Polley and Willis are naturalistic, subtle actors. More often than not, Polley as Knipper is the bold and dramatic presence. She also has such delightful skills as a seductive individual beckoning Willis as Chekhov. As for Willis, he often displays a most bemused aura in his verbal and visual exchanges with Polley. It is as if she is the best thing that ever happened to him, and he can’t quite believe his good fortune. But for those who know the real story of Chekhov, there will be plenty of darkness to encounter.
The witty banter and physical “presence” of Polley and Willis is like being at a small dinner party observing a long-married couple who still love to safely tease each other, showing their true colors as they bring an awakening of the heart and soul, and plenty more. They both keep each other on their toes.
But now I am not going to write any more specifics or historical notes about Chekhov and Knipper. Why? Because that would make I Take Your Hand in Mine something only for those of us who are theater geeks. Those that know, by heart, The Seagull, Uncle Vanya (1899), The Three Sisters (1901), and The Cherry Orchard (1904). That could likely reduce those who might take in this nifty production. So, let me move away from being an “all-in” advocate for Chekhov.
Let’s interest others too: everyday people who may not know or care that Chekhov died at 44 and Knipper lived into her 80’s, never to remarry. Let’s interest regular folk of the right-now, who have wondered out loud words with their own loved-one similar to Chekhov and Knipper: “Do you still love me?” or “I’m ashamed to call myself your wife,” or “I am dried out,” or “answer me truthfully, no jokes.”
There were any number of scenes and exchanges that had me think of sensual poetry. No, not the kind with naughty words. In particular, I was reminded of one short sensual poem by DC-based poet E. Ethelbert Miller, who I have admired for years: “Like the second letter in the word love/your lips shape the air I breathe.”

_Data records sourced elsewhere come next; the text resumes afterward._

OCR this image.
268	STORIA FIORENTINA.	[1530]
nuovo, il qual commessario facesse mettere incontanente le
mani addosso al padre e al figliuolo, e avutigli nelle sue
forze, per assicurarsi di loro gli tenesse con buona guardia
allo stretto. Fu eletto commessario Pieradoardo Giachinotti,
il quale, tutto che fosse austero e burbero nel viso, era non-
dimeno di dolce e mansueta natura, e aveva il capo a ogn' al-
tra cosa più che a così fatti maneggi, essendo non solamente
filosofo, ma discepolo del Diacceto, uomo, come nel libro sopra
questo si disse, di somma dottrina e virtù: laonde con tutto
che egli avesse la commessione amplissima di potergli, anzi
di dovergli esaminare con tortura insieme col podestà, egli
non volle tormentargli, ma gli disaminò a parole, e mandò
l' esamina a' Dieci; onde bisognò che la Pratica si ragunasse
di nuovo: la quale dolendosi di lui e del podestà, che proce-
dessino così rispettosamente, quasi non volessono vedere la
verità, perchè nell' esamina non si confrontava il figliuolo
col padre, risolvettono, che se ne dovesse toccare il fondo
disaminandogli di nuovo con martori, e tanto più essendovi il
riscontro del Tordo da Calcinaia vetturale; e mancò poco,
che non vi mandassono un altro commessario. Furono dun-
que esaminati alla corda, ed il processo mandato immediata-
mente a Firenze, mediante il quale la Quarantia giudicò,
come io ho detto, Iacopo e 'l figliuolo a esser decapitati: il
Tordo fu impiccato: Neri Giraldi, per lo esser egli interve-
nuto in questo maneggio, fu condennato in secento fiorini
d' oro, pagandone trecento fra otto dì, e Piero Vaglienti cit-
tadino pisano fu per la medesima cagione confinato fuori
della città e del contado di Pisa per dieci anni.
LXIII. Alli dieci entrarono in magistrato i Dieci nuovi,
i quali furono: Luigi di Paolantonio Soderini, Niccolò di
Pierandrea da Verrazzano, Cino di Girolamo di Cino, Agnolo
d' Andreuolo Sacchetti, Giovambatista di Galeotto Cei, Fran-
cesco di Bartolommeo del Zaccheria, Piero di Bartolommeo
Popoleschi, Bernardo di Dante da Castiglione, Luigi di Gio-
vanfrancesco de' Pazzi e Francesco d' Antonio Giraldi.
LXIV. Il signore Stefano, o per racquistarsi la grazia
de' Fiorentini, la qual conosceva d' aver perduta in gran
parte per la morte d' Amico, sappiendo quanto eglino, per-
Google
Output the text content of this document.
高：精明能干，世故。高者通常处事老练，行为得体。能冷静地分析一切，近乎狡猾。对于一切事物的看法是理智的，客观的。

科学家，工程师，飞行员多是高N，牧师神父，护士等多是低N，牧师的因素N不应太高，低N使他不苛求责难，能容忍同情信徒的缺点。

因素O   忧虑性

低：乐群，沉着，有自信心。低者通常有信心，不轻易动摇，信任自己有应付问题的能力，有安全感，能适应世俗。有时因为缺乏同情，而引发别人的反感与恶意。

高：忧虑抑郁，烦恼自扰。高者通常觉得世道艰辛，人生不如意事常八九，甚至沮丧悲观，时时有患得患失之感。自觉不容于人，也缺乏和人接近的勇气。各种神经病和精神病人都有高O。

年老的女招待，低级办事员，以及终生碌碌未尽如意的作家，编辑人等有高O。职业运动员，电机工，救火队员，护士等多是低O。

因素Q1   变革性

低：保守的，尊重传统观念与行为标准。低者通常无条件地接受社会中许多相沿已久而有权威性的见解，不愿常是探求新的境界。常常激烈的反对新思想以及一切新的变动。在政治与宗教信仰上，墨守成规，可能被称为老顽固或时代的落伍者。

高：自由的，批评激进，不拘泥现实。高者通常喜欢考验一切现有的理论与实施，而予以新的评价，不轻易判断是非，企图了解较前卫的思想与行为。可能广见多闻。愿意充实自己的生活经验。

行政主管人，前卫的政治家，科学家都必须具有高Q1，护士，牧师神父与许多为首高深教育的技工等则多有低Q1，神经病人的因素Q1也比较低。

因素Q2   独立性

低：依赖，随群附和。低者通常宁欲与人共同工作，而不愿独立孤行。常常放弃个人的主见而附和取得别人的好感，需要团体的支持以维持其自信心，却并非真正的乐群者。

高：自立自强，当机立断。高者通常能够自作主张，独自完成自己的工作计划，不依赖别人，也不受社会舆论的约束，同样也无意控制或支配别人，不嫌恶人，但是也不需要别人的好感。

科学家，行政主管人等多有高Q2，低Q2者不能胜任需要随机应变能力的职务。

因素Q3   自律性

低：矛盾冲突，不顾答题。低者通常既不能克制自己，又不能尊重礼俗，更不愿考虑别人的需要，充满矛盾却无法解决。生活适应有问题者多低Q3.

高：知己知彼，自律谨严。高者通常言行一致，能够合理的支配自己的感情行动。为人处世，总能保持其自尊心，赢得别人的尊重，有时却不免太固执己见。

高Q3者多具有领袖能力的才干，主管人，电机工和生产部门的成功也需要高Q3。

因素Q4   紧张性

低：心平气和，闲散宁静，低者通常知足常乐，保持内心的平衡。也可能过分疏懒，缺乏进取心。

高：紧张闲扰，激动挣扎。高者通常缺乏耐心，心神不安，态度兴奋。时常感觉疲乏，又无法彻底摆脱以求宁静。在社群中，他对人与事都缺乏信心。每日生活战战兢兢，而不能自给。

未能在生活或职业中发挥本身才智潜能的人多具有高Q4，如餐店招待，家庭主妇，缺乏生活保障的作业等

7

In the small space that is the Capitol Hill Arts Workshop, the production’s scenic design (no credit listed in the program) provides all that is needed to match the intimacy of the script and acting. A few movable chairs, earthy tone subdued clothing for each character. A white-painted back wall becomes a place for movements, faces, and posture to stand out.
I Take Your Hand in Mine is a lovely confessional about real people who happen to have been very famous. It was a treasure trove of power-sharing between two actors that led me to lean way forward in my seat. As I looked around, I was not the only one.
Do try to become one of the beholders of I Take Your Hand in Mine. In these days of big, bigger, and biggest, it is a lovely sparkly jewel.